In contrast to the above, for the convinced evolutionist, the hope that we might possibly live forever can only be founded on the basis of the evolutionary process itself. This becomes clear in description of evolution that was drawn up by the scientists meeting for the Darwin Centennial at the University of Chicago in 1959.  On that august occasion, the assembled scientists under the persuasive influence of the biologist Julian Huxley, grandson of Thomas Huxley, who was Darwin’s most vocal advocate and his staunchest defender, proclaimed that:

 

Evolution is definable in general terms as a one-way irreversible process in time, which during its course generates novelty, diversity, and higher levels of organization. It operates in all sectors of the phenomenal universe but has been most fully described and analyzed in the biological sector.

 

 However, such a definition was bound to, and in fact did, generate quite an argument (Goudge, 1961). After all, not all forms of life have developed “novelty, diversity, and higher levels of organization”, as Huxley and his colleagues put it. Nevertheless, it seems reasonable to expect that evolution, having given birth to life, something lasting must result from all of this. Otherwise, given all the advances in cosmology and even in biology that have taken place since then—despite recent evidence in the field of microbiology that genetic patterns, once established, cannot be reversed or undone—the belief that evolution is “irreversible” could appear to be a bit naïve. Of course, at this point in our argument, we are clearly passing beyond pure science to philosophy or even something resembling theology, a kind of scientific faith built on the belief that evolution itself will never come completely to an end.

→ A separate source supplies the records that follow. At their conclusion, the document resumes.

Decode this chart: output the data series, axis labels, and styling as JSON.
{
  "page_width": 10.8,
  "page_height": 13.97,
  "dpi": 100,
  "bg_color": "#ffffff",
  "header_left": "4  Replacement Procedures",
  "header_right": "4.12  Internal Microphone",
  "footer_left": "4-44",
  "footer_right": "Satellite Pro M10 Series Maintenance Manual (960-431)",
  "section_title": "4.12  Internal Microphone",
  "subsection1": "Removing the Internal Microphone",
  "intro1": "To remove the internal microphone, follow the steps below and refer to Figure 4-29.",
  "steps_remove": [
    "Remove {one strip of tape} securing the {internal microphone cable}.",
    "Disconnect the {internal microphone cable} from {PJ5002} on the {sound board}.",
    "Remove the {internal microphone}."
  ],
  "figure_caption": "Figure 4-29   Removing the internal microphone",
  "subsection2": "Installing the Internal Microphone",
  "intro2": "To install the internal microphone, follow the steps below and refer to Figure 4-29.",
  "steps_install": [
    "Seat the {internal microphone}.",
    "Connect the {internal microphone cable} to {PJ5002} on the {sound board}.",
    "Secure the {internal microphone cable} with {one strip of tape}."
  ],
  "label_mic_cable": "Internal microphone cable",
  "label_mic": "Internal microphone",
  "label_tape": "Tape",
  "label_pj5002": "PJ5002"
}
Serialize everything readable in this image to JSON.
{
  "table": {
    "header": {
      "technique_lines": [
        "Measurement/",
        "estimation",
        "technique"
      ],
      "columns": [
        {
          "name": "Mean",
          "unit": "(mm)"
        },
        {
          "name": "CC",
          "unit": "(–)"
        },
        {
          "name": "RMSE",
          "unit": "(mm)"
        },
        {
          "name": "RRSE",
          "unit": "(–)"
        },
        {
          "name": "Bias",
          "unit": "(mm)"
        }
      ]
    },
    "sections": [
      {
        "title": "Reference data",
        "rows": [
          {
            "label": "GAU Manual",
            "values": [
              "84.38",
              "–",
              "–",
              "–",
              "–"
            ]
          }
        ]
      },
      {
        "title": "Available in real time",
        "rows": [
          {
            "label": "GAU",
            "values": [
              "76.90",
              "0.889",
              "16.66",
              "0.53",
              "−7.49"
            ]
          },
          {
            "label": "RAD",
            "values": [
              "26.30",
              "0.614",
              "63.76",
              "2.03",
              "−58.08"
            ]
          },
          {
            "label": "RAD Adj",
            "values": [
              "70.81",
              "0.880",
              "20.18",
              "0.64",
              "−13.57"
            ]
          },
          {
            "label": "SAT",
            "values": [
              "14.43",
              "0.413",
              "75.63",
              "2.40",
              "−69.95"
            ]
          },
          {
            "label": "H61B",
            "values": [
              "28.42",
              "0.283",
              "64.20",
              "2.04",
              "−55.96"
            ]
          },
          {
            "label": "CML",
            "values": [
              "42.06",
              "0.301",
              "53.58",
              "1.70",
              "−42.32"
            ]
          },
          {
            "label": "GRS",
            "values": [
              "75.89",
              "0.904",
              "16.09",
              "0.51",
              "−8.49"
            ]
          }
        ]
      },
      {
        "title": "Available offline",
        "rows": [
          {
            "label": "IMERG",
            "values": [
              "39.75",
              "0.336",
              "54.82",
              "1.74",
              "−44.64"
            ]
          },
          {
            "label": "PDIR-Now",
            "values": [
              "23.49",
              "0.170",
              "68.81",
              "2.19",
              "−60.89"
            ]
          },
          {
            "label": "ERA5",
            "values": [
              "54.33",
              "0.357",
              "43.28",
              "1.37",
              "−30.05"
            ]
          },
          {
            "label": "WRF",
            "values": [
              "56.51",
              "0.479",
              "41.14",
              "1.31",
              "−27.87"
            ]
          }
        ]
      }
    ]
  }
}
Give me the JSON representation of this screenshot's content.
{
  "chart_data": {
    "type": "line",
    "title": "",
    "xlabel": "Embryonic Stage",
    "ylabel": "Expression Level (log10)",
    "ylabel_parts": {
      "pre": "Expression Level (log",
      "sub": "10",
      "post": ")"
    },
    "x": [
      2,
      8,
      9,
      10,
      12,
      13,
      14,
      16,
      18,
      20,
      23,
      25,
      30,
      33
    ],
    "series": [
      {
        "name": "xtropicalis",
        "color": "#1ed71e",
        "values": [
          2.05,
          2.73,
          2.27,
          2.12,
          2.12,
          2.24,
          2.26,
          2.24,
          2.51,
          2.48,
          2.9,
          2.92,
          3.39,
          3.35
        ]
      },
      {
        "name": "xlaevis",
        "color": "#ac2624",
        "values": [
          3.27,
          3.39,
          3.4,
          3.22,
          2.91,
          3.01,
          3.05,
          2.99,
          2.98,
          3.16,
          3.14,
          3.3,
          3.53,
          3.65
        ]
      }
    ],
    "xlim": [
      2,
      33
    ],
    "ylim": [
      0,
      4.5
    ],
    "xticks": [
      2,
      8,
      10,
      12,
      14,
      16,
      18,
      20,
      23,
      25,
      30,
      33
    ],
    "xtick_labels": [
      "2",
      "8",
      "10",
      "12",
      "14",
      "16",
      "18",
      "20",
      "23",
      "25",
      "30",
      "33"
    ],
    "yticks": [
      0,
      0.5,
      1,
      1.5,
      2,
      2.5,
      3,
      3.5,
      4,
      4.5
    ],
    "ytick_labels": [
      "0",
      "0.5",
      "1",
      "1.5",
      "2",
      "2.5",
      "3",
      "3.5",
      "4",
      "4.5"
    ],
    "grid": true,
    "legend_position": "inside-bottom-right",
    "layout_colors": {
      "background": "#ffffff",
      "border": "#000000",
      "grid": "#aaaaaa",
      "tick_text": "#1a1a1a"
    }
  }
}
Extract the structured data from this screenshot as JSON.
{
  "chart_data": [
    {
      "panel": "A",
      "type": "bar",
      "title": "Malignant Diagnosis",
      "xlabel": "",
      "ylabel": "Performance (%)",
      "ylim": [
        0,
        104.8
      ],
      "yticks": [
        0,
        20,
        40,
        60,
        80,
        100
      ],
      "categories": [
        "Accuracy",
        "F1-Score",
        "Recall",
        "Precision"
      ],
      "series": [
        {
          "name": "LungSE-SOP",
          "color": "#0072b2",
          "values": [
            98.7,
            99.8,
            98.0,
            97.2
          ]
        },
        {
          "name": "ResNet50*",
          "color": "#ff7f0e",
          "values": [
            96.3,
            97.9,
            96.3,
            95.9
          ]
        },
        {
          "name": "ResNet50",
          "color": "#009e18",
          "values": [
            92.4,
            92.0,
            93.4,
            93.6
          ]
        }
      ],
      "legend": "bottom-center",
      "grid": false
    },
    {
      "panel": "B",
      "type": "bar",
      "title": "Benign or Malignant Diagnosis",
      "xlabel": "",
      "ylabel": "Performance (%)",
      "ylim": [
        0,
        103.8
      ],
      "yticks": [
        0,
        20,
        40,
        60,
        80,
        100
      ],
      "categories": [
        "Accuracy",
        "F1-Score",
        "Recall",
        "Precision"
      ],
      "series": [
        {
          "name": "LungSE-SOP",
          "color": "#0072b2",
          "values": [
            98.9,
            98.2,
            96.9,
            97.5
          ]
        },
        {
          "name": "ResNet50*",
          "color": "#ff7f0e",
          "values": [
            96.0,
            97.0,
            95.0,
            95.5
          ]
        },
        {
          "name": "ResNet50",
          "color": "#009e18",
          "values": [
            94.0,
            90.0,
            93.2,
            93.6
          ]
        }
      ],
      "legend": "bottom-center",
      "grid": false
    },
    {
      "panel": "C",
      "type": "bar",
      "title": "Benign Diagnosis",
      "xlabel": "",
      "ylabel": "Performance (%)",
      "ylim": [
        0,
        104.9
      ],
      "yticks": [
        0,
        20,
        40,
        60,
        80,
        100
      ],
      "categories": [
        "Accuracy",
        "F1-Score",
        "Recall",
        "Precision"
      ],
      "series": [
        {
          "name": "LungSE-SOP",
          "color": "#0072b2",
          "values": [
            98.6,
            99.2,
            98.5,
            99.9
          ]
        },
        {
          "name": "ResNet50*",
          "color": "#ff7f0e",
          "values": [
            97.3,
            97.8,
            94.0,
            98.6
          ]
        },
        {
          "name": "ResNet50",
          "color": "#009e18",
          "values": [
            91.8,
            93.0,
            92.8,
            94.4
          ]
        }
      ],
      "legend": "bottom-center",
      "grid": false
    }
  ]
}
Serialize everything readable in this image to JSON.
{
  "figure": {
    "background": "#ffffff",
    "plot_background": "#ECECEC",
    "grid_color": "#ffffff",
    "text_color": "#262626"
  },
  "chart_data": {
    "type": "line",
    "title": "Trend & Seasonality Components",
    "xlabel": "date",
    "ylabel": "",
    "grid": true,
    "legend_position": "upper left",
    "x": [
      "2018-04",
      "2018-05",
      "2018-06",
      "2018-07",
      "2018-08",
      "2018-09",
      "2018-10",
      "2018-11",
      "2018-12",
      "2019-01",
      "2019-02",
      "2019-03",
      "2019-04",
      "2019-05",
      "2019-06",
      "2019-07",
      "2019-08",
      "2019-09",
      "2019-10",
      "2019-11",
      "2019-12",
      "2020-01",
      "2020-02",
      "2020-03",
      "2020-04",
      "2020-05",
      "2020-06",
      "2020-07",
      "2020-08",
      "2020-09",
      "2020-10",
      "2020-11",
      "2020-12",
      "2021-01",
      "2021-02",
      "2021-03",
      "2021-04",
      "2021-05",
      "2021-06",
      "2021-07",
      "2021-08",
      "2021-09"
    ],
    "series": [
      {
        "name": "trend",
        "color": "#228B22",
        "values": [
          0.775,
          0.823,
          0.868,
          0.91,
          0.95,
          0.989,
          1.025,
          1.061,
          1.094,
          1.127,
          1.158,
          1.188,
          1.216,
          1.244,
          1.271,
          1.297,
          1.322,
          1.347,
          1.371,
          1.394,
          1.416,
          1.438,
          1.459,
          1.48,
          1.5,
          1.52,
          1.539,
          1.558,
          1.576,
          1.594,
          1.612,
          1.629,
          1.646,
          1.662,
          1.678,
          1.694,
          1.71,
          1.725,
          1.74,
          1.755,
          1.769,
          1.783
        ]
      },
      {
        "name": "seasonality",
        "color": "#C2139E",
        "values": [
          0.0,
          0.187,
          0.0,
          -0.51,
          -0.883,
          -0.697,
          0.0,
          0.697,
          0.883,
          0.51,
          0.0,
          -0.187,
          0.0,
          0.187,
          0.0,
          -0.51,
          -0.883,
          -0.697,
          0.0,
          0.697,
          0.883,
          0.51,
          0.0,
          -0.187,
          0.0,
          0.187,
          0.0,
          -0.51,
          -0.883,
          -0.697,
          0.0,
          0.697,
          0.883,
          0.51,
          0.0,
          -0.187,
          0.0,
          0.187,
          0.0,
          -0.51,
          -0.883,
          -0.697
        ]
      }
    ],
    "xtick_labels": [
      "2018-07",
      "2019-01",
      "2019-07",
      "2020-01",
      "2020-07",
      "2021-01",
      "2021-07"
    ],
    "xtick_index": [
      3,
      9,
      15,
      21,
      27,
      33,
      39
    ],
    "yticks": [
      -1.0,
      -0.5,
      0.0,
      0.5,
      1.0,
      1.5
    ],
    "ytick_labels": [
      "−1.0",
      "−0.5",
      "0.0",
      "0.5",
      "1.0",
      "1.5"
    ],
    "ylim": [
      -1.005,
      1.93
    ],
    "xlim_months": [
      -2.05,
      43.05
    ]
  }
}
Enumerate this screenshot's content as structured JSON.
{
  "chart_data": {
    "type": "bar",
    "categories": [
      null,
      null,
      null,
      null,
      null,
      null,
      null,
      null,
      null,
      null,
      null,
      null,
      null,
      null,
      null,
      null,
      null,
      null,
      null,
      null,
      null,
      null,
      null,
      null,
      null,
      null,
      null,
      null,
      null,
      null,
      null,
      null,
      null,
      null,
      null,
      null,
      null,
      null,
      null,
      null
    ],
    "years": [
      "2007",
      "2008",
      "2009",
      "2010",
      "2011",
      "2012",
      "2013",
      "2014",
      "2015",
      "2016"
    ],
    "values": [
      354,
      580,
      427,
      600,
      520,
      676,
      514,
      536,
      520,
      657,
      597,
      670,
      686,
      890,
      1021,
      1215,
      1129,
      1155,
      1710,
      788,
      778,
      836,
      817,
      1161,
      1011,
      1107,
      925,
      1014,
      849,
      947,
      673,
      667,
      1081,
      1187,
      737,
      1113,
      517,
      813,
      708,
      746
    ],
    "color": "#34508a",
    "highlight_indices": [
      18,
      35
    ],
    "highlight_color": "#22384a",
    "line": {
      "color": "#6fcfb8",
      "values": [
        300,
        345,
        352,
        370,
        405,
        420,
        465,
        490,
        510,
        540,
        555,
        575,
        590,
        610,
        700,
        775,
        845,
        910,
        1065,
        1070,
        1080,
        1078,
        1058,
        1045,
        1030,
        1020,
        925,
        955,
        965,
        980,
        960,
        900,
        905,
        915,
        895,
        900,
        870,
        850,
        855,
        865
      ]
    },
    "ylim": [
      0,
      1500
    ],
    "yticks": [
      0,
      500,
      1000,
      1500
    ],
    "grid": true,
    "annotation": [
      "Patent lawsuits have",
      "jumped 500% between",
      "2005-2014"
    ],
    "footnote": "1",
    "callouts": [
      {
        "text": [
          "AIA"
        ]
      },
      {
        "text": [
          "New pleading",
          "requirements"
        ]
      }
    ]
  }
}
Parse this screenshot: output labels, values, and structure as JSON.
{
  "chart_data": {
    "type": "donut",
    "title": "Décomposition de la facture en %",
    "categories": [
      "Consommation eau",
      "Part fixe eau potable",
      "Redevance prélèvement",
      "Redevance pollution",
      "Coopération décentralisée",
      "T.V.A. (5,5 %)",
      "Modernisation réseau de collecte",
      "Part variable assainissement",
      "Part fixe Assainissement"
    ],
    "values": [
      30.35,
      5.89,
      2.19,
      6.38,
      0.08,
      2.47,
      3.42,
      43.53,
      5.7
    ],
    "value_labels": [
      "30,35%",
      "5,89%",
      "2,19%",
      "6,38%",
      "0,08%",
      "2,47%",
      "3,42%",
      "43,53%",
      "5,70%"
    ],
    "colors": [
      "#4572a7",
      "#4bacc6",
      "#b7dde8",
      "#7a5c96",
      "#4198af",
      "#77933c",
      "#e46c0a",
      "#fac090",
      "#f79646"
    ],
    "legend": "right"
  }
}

This same sort of optimism can be detected in Bergson’s writing. In the closing lines of his third chapter of his celebrated book, Bergson wrote:

 

All the living hold together, and all yield to the same tremendous push. The animal takes its stand on the plant, man bestrides animality, and the whole of humanity, in space and in time, is one immense army galloping beside and before and behind each of us in an overwhelming charge able to beat down every resistance and clear the most formidable obstacles, perhaps even death.

 

Yet, even this stirring scenario has its limits. As Bergson reminded us in a footnote (#90) to this same chapter,

 

As has been more than once remarked, life has never made an effort to prolong indefinitely the existence of the individual, although on so many other points it has made so many successful efforts.  Everything is as if this death had been willed, or at least accepted, for the greater progress of life in general.

 

Thus, if we take evolution seriously on its own terms, we have to face the fact that not only individual organisms within any given species must die in order for the evolutionary process to work to begin with, but that even whole species, in fact most of the species that have ever existed, have had also to become extinct over time. In other words, the evolutionary slogan “survival of the fittest”, be it applied to individuals or to whole species, perhaps needs to be rephrased as a maxim, that is, as a law that dictates that, in the end, only the fittest will survive. However, at the same time, as we shall see next, it is precisely this scientific belief that life, in one form or another, will survive, that is being challenged, especially today. This challenge comes, not from the laws of biological evolution, but from cosmology, that is to say, what we now know about the shape and destiny of the whole universe.